As is often the case with such plans, they went horribly wrong very quickly, starting from the beginning when I re-read what I’d written so many years previous and discovered how little of it was useable. In fact, now that the story has been told, I see I saved only a few lines from that original text. Around it, the story grew and branched in ways I didn’t expect, much like the boy at the centre of the tale. I also managed to fit in a scientific explanation for his state, something I’d stumbled across a few years ago and knew instantly what to do with.

“In the Tall Grass”, like many of my stories, is a story of loss. But I also think it’s a story of hope, and overcoming. And of coming to understand one’s place in the world. I’m proud it found a home in SHADOWS & TALL TREES, and I hope you buy a copy of the journal so you might read it, and read all the other wonderful work between its covers.

 

 

“The Fifth Stone” in NIGHTMARE’S REALM

 

nrWhen S. T. Joshi invited me to write a story for an anthology of dream-based weird fiction, I jumped at the chance. Not only because it was nice to break away from the Lovecraftian weird that was already past its due date in terms of freshness, but because writing fiction about dreams seemed right up my alley.

So, I wrote “The Fifth Stone” for NIGHTMARE’S REALM (Dark Regions, 2017) and sent it over to a great response.

Theme anthologies are funny things: the editor wants stories that fit in a specific box, but what readers respond to most are stories that surprise them. How can a reader be surprised about a vampire in a story published in a vampire anthology? Similarly, in writing a story about dreams, one can’t make the story turn on the presence of said dream. It needs to be approached in a different way. In “The Fifth Stone”, I chose to approach dream not from the typical angle of slumber, but instead through epileptic seizure. I think (and hope) this presents something different from what the reader expects.
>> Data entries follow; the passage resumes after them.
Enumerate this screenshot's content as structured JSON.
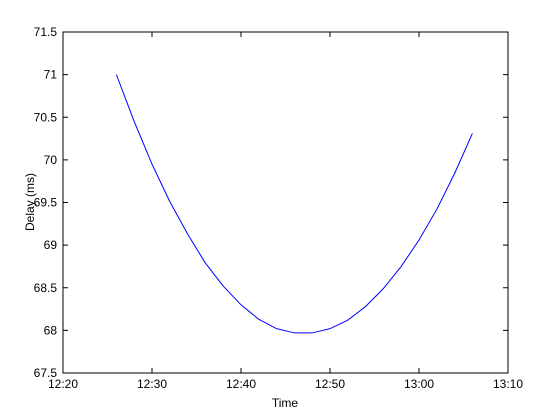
{
  "chart_data": {
    "type": "line",
    "x_label": "Time",
    "y_label": "Delay (ms)",
    "x": [
      "12:26",
      "12:28",
      "12:30",
      "12:32",
      "12:34",
      "12:36",
      "12:38",
      "12:40",
      "12:42",
      "12:44",
      "12:46",
      "12:48",
      "12:50",
      "12:52",
      "12:54",
      "12:56",
      "12:58",
      "13:00",
      "13:02",
      "13:04",
      "13:06"
    ],
    "values": [
      71.0,
      70.45,
      69.95,
      69.51,
      69.13,
      68.79,
      68.52,
      68.3,
      68.13,
      68.02,
      67.97,
      67.97,
      68.02,
      68.12,
      68.28,
      68.49,
      68.75,
      69.06,
      69.42,
      69.84,
      70.31
    ],
    "color": "#0000ff",
    "xlim": [
      "12:20",
      "13:10"
    ],
    "xticks": [
      "12:20",
      "12:30",
      "12:40",
      "12:50",
      "13:00",
      "13:10"
    ],
    "ylim": [
      67.5,
      71.5
    ],
    "yticks": [
      67.5,
      68,
      68.5,
      69,
      69.5,
      70,
      70.5,
      71,
      71.5
    ],
    "grid": false
  }
}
I’d also wanted to tell a story with scope. Most of my stories take place over the course of a few hours or days, but I’ve always been enamoured by those that extend over a lifetime, and wanted to take a stab at it myself. And, as the starting point, I used the text of a short exercise I’d written once that I loved but was languishing in a folder of other ideas. It’s one of the reasons I continue to noodle around with experiments and exercises—because one never knows how useful they might be later.

Finally, the title is inspired by what may be my favourite short story title of all time: L. P. Hartley’s “The Third Grave”. Even now, typing it, it evokes so many story ideas in me. One day, I may even write one of them down.